What Ariel and company disperse from their storefront is an analysis of the forces involved in various activities.
"You cannot see forces with your eye," Ariel explains. "The best a coach can do is describe what a movement is supposed to look like. But the forces can be calculated. The reason they have never been calculated before is that they are very complicated. But not for a computer that can make two million calculations a second."
To provide the computer with the data it needs, CBA films an action at high speed, then works through the film one frame at a time. By touching each joint on each frame with an electric pencil attached to a computer, the movement is recorded as a series of shifts along the x and y axes of a graph.
"From this we know the angle, the velocity and the acceleration for every segment of the body," Ariel said. "We can calculate from that the forces and where there are deficiencies.
"For instance with Cathy Schmidt, we found that at the time of release the angle of application of force was down. She was actually trying to throw her javelin into the ground. You couldn't see that with your eye, but we could calculate it."
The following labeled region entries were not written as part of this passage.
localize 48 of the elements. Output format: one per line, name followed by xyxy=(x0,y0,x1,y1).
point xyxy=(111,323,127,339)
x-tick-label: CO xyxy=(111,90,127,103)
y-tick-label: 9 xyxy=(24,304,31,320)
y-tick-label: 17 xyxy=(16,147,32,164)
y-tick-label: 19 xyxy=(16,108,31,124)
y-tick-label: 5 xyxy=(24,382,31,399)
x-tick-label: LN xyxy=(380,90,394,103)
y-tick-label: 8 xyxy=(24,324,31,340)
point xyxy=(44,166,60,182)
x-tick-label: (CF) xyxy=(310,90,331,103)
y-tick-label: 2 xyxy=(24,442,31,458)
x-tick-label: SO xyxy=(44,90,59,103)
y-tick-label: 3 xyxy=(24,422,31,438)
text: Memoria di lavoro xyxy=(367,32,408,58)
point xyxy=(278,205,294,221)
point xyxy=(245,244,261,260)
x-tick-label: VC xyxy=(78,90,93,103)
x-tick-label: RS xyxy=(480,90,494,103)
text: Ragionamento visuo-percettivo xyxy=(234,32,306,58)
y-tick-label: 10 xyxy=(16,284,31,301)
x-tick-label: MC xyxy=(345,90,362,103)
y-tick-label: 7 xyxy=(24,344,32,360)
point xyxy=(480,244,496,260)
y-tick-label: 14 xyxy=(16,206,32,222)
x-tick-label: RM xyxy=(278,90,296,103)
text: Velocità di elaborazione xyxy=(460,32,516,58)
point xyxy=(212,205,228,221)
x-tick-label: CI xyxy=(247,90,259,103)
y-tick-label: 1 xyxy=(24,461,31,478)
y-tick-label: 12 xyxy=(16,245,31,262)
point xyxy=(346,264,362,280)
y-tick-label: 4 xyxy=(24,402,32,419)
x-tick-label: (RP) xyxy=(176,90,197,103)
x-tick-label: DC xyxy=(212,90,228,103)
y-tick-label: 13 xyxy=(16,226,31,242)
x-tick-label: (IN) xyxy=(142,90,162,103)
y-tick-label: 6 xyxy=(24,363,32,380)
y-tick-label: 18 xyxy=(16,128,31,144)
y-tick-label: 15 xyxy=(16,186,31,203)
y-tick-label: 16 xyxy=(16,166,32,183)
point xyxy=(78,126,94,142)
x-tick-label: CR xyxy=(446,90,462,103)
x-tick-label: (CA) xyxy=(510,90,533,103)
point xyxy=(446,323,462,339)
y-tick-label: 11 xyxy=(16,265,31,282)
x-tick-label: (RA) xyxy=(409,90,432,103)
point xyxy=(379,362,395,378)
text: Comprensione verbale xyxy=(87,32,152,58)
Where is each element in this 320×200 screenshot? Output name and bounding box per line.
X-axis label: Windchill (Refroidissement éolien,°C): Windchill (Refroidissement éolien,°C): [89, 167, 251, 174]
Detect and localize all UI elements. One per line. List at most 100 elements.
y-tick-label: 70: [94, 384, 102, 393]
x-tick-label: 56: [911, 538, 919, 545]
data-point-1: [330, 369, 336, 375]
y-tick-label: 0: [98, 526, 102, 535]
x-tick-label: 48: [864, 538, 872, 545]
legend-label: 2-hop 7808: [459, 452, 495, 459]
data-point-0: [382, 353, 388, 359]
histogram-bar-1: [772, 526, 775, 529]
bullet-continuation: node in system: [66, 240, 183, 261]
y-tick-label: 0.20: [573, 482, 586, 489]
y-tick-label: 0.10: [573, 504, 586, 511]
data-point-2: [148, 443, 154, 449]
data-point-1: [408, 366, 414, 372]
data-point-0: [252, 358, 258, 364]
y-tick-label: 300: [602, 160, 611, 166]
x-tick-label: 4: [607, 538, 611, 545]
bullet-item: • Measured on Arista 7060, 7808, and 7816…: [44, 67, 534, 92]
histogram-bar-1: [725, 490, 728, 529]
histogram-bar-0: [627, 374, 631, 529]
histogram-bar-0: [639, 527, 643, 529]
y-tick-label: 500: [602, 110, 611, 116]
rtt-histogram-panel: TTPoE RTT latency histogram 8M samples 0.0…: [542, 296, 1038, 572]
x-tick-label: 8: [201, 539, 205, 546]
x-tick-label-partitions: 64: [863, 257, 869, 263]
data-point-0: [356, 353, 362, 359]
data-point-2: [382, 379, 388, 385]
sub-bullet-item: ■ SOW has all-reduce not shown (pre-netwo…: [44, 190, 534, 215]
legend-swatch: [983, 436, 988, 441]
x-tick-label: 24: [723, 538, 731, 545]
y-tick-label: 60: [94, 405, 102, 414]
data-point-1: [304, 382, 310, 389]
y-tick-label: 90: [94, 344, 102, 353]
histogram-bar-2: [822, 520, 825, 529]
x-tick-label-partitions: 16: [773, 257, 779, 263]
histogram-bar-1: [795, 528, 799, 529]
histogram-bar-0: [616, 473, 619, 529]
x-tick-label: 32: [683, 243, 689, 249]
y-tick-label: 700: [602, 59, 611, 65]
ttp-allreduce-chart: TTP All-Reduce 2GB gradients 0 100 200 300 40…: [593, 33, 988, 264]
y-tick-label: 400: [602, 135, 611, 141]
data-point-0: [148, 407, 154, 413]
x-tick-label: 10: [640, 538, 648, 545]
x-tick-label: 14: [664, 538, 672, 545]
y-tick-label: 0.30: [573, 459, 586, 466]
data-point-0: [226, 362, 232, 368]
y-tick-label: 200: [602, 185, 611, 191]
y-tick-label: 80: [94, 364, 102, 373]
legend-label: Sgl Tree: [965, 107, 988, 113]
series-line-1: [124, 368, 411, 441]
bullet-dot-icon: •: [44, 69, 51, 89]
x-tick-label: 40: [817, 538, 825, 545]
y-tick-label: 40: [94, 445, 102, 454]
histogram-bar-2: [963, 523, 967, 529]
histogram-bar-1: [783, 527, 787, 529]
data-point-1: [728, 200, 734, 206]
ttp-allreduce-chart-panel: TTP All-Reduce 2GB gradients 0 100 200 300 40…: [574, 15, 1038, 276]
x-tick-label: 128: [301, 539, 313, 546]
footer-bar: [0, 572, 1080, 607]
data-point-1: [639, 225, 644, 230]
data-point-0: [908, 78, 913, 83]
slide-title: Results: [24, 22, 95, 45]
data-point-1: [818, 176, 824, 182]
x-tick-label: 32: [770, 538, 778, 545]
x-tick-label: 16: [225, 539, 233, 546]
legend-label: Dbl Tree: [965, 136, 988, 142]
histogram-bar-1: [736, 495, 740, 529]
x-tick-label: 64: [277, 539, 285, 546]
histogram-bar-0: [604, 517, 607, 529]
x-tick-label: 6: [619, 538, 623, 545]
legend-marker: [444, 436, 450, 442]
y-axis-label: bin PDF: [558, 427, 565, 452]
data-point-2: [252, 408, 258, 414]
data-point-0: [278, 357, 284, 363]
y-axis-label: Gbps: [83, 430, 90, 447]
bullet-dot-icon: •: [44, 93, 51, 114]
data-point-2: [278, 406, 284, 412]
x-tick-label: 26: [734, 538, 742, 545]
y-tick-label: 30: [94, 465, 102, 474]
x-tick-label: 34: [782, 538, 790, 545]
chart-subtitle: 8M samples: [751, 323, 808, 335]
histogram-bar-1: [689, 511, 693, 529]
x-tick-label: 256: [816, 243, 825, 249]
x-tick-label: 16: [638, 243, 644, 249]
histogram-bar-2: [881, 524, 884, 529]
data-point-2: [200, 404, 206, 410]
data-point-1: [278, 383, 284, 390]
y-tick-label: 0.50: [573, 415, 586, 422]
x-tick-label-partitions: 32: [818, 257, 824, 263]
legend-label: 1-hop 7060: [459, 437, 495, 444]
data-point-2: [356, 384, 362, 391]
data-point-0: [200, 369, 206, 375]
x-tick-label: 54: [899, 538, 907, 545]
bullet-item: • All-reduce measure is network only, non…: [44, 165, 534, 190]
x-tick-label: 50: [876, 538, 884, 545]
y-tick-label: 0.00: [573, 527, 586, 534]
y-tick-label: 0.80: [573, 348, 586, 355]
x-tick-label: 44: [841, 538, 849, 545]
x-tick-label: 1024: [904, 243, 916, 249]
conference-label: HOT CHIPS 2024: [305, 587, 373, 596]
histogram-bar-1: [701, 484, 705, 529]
Advice like that can be worth several feet on a javelin toss to an athlete willing to make the necessary adjustments. Some of CBA's other calculations should be worth a considerable amount to the company itself and sporting goods firms which have enlisted its help.
The new Spalding tennis ball, for example, was designed using a CBA analysis of the forces of impact when the ball strikes the racket.
"The ball is made in a way that the flight time is longer and time of contact with the racket is longer," Ariel said. Display samples of the ball credit CBA in large print for its role in the design.
CBA has also been involved in studying athletic footwear, exercise machines, and numerous other pieces of athletic equipment.
COMPUTER AGE SPEARTHROWING - Gideon Arlel of Computerized Biomechanical Analysis looks over atypical computer diagram of an athlete in action. In this case, the athlete is U.S. olympic javelin thrower Cathy Schmidt.
THE BIOMECHANICAL WOMAN - A computerized picture of Cathy Schmidt training says something about her style.